Vor dem Schlafengehen vereinbarten sie, dass sie, vorausgesetzt sie bekämen die Visa und könnten die Reise antreten, auf jeden Fall Lauris Buchprojekte realisieren würden. Das erste Werk würde bereits nach einem Jahr erscheinen, die beiden anderen jeweils im Abstand von einem weiteren Jahr. Sie hatten somit drei Jahre Arbeit vor sich, interessant und in vielerlei Hinsicht spannend.
Die Aktualisierung der Gebetsmühle und der Bau eines neuen Prototyps nahmen nur eine Woche in Anspruch. Die früheren Zeichnungen und die neueren Entwürfe machten die Sache einfach. In Neu Delhis größter Maschinenfabrik, die zu der Werkstattkette gehörte, war die Version II in zwei Tagen montiert. Lauri errechnete, dass, falls für die Gebetsmühle ein Miniaufnahmegerät und ein Handy von Nokia verwendet würden, dem finnischen Elektronikriesen ein millionenfacher Absatz dieser Produkte garantiert wäre.
Kalle plante die Herstellung der Mühlen nach herkömmlicher Fließbandmethode, im Prinzip jener, mit der seinerzeit auch der Ford produziert worden war. Die Produktion konnte seiner Meinung nach in Finnland angesiedelt werden, sodass man weder in Indien noch in China eine entsprechende Fabrik zu errichten brauchte.
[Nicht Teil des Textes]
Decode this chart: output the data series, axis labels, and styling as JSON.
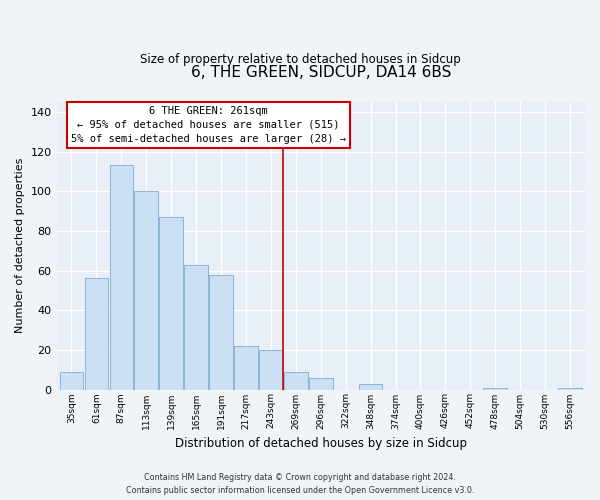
{
  "title": "6, THE GREEN, SIDCUP, DA14 6BS",
  "subtitle": "Size of property relative to detached houses in Sidcup",
  "xlabel": "Distribution of detached houses by size in Sidcup",
  "ylabel": "Number of detached properties",
  "bar_labels": [
    "35sqm",
    "61sqm",
    "87sqm",
    "113sqm",
    "139sqm",
    "165sqm",
    "191sqm",
    "217sqm",
    "243sqm",
    "269sqm",
    "296sqm",
    "322sqm",
    "348sqm",
    "374sqm",
    "400sqm",
    "426sqm",
    "452sqm",
    "478sqm",
    "504sqm",
    "530sqm",
    "556sqm"
  ],
  "bar_values": [
    9,
    56,
    113,
    100,
    87,
    63,
    58,
    22,
    20,
    9,
    6,
    0,
    3,
    0,
    0,
    0,
    0,
    1,
    0,
    0,
    1
  ],
  "bar_color": "#cce0f5",
  "bar_edge_color": "#8ab4d8",
  "vline_x": 8.5,
  "vline_color": "#cc0000",
  "annotation_title": "6 THE GREEN: 261sqm",
  "annotation_line1": "← 95% of detached houses are smaller (515)",
  "annotation_line2": "5% of semi-detached houses are larger (28) →",
  "annotation_box_color": "#ffffff",
  "annotation_box_edge": "#cc0000",
  "ylim": [
    0,
    145
  ],
  "yticks": [
    0,
    20,
    40,
    60,
    80,
    100,
    120,
    140
  ],
  "footer_line1": "Contains HM Land Registry data © Crown copyright and database right 2024.",
  "footer_line2": "Contains public sector information licensed under the Open Government Licence v3.0.",
  "bg_color": "#f0f4f8",
  "plot_bg_color": "#e8eef5",
  "grid_color": "#ffffff"
}
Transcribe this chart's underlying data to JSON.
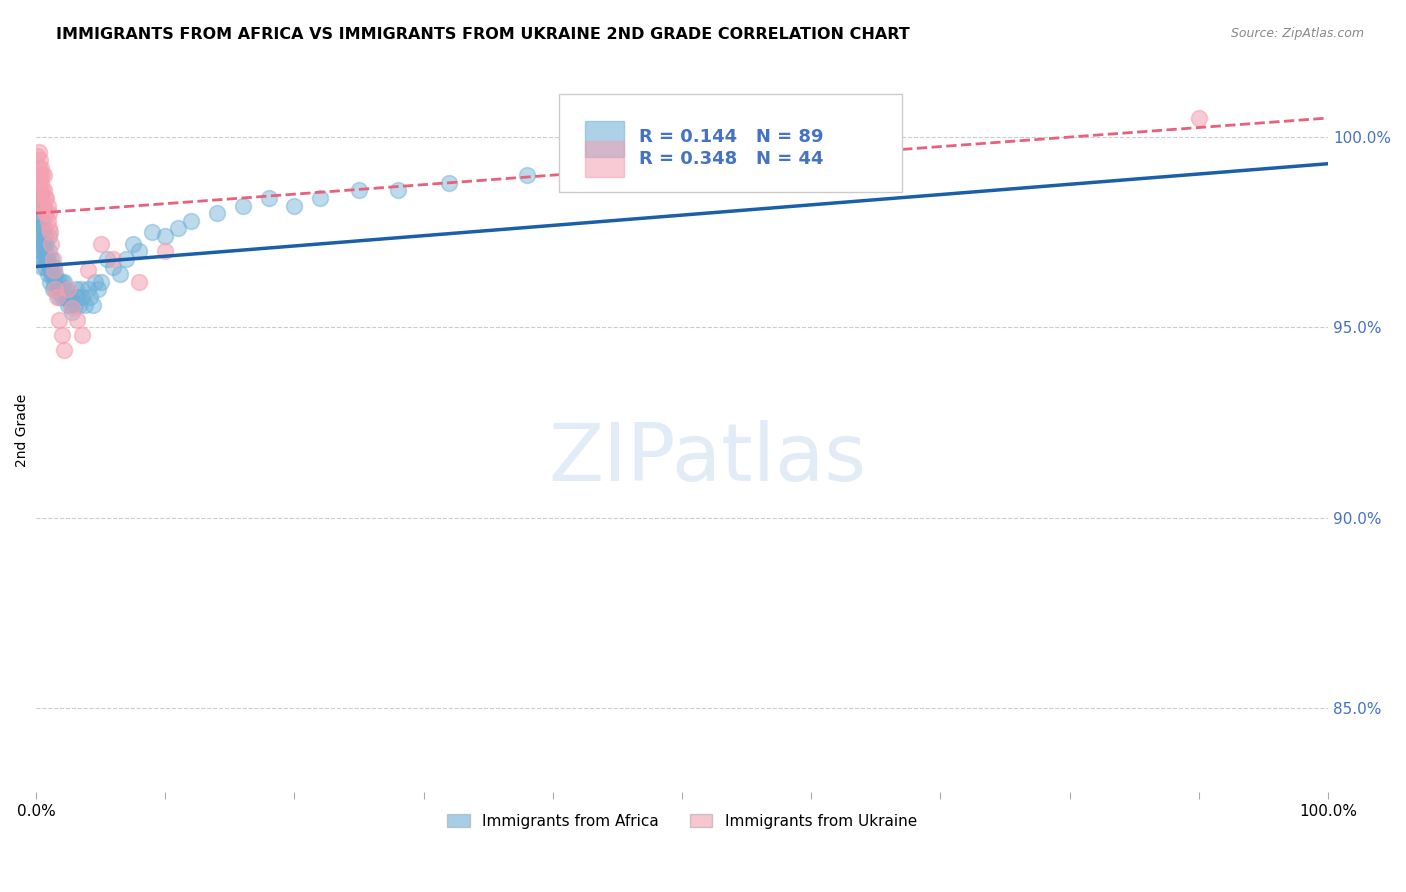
{
  "title": "IMMIGRANTS FROM AFRICA VS IMMIGRANTS FROM UKRAINE 2ND GRADE CORRELATION CHART",
  "source": "Source: ZipAtlas.com",
  "ylabel": "2nd Grade",
  "ytick_labels": [
    "85.0%",
    "90.0%",
    "95.0%",
    "100.0%"
  ],
  "ytick_values": [
    0.85,
    0.9,
    0.95,
    1.0
  ],
  "xlim": [
    0.0,
    1.0
  ],
  "ylim": [
    0.828,
    1.018
  ],
  "legend_label_africa": "Immigrants from Africa",
  "legend_label_ukraine": "Immigrants from Ukraine",
  "africa_color": "#6baed6",
  "ukraine_color": "#f4a0b0",
  "africa_line_color": "#1a5fa8",
  "ukraine_line_color": "#e8607a",
  "africa_R": 0.144,
  "africa_N": 89,
  "ukraine_R": 0.348,
  "ukraine_N": 44,
  "africa_line_x": [
    0.0,
    1.0
  ],
  "africa_line_y": [
    0.966,
    0.993
  ],
  "ukraine_line_x": [
    0.0,
    1.0
  ],
  "ukraine_line_y": [
    0.98,
    1.005
  ],
  "africa_scatter_x": [
    0.001,
    0.001,
    0.001,
    0.002,
    0.002,
    0.002,
    0.002,
    0.003,
    0.003,
    0.003,
    0.003,
    0.004,
    0.004,
    0.004,
    0.005,
    0.005,
    0.005,
    0.005,
    0.006,
    0.006,
    0.006,
    0.007,
    0.007,
    0.007,
    0.008,
    0.008,
    0.009,
    0.009,
    0.01,
    0.01,
    0.01,
    0.011,
    0.011,
    0.012,
    0.012,
    0.013,
    0.013,
    0.014,
    0.014,
    0.015,
    0.015,
    0.016,
    0.017,
    0.018,
    0.018,
    0.019,
    0.02,
    0.02,
    0.021,
    0.022,
    0.022,
    0.023,
    0.024,
    0.025,
    0.026,
    0.027,
    0.028,
    0.03,
    0.031,
    0.032,
    0.033,
    0.035,
    0.036,
    0.038,
    0.04,
    0.042,
    0.044,
    0.046,
    0.048,
    0.05,
    0.055,
    0.06,
    0.065,
    0.07,
    0.075,
    0.08,
    0.09,
    0.1,
    0.11,
    0.12,
    0.14,
    0.16,
    0.18,
    0.2,
    0.22,
    0.25,
    0.28,
    0.32,
    0.38
  ],
  "africa_scatter_y": [
    0.978,
    0.982,
    0.985,
    0.972,
    0.976,
    0.98,
    0.984,
    0.97,
    0.974,
    0.978,
    0.982,
    0.968,
    0.972,
    0.976,
    0.966,
    0.97,
    0.974,
    0.978,
    0.968,
    0.972,
    0.976,
    0.966,
    0.97,
    0.974,
    0.968,
    0.972,
    0.964,
    0.968,
    0.966,
    0.97,
    0.974,
    0.962,
    0.966,
    0.964,
    0.968,
    0.96,
    0.964,
    0.962,
    0.966,
    0.96,
    0.964,
    0.962,
    0.96,
    0.958,
    0.962,
    0.96,
    0.958,
    0.962,
    0.96,
    0.958,
    0.962,
    0.96,
    0.958,
    0.956,
    0.958,
    0.956,
    0.954,
    0.956,
    0.96,
    0.958,
    0.956,
    0.96,
    0.958,
    0.956,
    0.96,
    0.958,
    0.956,
    0.962,
    0.96,
    0.962,
    0.968,
    0.966,
    0.964,
    0.968,
    0.972,
    0.97,
    0.975,
    0.974,
    0.976,
    0.978,
    0.98,
    0.982,
    0.984,
    0.982,
    0.984,
    0.986,
    0.986,
    0.988,
    0.99
  ],
  "ukraine_scatter_x": [
    0.001,
    0.001,
    0.002,
    0.002,
    0.002,
    0.003,
    0.003,
    0.003,
    0.004,
    0.004,
    0.004,
    0.005,
    0.005,
    0.005,
    0.006,
    0.006,
    0.006,
    0.007,
    0.007,
    0.008,
    0.008,
    0.009,
    0.009,
    0.01,
    0.01,
    0.011,
    0.012,
    0.013,
    0.014,
    0.015,
    0.016,
    0.018,
    0.02,
    0.022,
    0.025,
    0.028,
    0.032,
    0.036,
    0.04,
    0.05,
    0.06,
    0.08,
    0.1,
    0.9
  ],
  "ukraine_scatter_y": [
    0.99,
    0.995,
    0.988,
    0.992,
    0.996,
    0.985,
    0.99,
    0.994,
    0.985,
    0.988,
    0.992,
    0.982,
    0.986,
    0.99,
    0.982,
    0.986,
    0.99,
    0.98,
    0.984,
    0.98,
    0.984,
    0.978,
    0.982,
    0.976,
    0.98,
    0.975,
    0.972,
    0.968,
    0.965,
    0.96,
    0.958,
    0.952,
    0.948,
    0.944,
    0.96,
    0.955,
    0.952,
    0.948,
    0.965,
    0.972,
    0.968,
    0.962,
    0.97,
    1.005
  ]
}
Die Frachtkosten von Nordeuropa nach Asien wären niedrig, denn die Geräte waren klein, in einen Karton von einem Kubikmeter würden Hunderte Exemplare passen. Man könnte sie aus dem Herstellungsland per Luftfracht verschicken. Kalle vermutete, dass Air France das zu günstigen Konditionen übernehmen würde.
Als der neue Prototyp fertig war, bemühte sich Lauri um Kontakt zur chinesischen Botschaft. Erst beim zweiten Anlauf klappte es, und er bekam gleich für den nächsten Tag einen Termin. Die Entwürfe für die neuen Bücher wurden kontrolliert, die neue Mühle wurde poliert und das Aufnahmegerät ausprobiert. Zwei indische Filmschauspieler sprachen, außer Hindu-Versen und frommen Sprüchen, auch entsprechende islamische und buddhistische Texte aufs Band. Kalle und Lauri waren überzeugt, dass ihnen nach diesen Vorbereitungen die Visa von der chinesischen Botschaft sicher wären. Sie würden mit ihrer Gebetsmühle nach Peking fliegen und dort die lange Reise nach Lhasa antreten, unterwegs fotografieren und sich Notizen machen. Nach ihrer Rückkehr aus Tibet würde bestimmt auch das Treffen mit dem Dalai Lama zustande kommen, schließlich hätten sie dann neueste Informationen aus seiner ehemaligen Hauptstadt im Gepäck. Außerdem könnten sie ihm eine Kopie des Manuskripts für den Bildband einschließlich der Fotos überreichen. Als Gegengeschenk würde er, so glaubten sie, ihnen bei der Vermarktung der Gebetsmühle in China, Indien oder sogar Japan helfen.
»Die Maschine macht’s möglich«, sinnierte Lauri und tippte auf dem Taschenrechner herum. Zwei, drei Millionen verkaufter Gebetsmühlen würden ihn und Kalle reich, religiös und glücklich machen.